Strategic Use of Single-Level Vertebral Body Sliding Osteotomy Within a 360-Degree Fusion Construct for the Cervical Ossified Posterior Longitudinal Ligament.
Linhan Jasmine Ha, Sudhir Suggala, Adnan Shahid, Mehdi Khaleghi, Richard Menger
Abstract
Open AccessCervical myelopathy caused by ossification of the posterior longitudinal ligament (OPLL) presents significant surgical challenges, especially in multilevel disease with kyphosis or high canal-occupying ratios. While anterior cervical discectomy and fusion (ACDF) and anterior cervical corpectomy and fusion (ACCF) are commonly used, both carry notable risks, particularly in patients with poor bone quality.
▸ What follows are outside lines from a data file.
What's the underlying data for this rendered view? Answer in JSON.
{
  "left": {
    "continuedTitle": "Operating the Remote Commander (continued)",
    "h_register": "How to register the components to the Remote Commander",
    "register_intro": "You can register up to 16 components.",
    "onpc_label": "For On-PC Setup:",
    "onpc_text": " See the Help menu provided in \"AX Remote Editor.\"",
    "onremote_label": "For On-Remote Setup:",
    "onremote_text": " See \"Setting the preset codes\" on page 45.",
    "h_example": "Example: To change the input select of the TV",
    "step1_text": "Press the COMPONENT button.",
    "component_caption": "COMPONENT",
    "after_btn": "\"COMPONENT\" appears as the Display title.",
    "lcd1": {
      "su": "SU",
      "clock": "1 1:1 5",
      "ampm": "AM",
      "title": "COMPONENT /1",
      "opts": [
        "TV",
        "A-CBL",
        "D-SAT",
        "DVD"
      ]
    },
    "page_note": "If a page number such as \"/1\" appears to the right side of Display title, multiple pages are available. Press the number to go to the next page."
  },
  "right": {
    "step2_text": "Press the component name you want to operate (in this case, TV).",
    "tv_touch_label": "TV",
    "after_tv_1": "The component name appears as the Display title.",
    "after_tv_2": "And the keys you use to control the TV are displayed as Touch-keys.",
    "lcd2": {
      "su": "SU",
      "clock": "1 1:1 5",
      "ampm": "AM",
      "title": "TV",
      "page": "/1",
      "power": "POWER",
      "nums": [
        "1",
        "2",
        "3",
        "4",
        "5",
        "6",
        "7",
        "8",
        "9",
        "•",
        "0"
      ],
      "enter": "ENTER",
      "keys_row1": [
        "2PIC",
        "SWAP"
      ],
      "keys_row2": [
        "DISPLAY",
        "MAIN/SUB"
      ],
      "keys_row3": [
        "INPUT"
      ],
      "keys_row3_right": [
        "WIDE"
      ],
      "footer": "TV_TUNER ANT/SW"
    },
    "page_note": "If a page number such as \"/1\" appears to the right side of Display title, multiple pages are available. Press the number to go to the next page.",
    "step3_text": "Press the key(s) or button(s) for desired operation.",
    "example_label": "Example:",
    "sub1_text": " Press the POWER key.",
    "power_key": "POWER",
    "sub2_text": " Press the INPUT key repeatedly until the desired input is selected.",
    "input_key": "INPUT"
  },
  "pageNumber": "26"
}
Vertebral body sliding osteotomy (VBSO) is a novel technique that enables anterior decompression by translating the vertebral body without resection, thereby minimizing dural manipulation and graft-related complications. We present the case of a 48-year-old woman with C4-C7 segmental OPLL, kyphosis, and ventral compression, who underwent staged surgery consisting of ACDF with C5 VBSO followed by posterior decompression and C2-T2 fusion. The patient experienced significant neurological improvement, and imaging confirmed successful decompression and alignment restoration. This case highlights the utility of VBSO in complex cervical pathology and supports its role as a safe and effective alternative to ACCF in appropriately selected patients.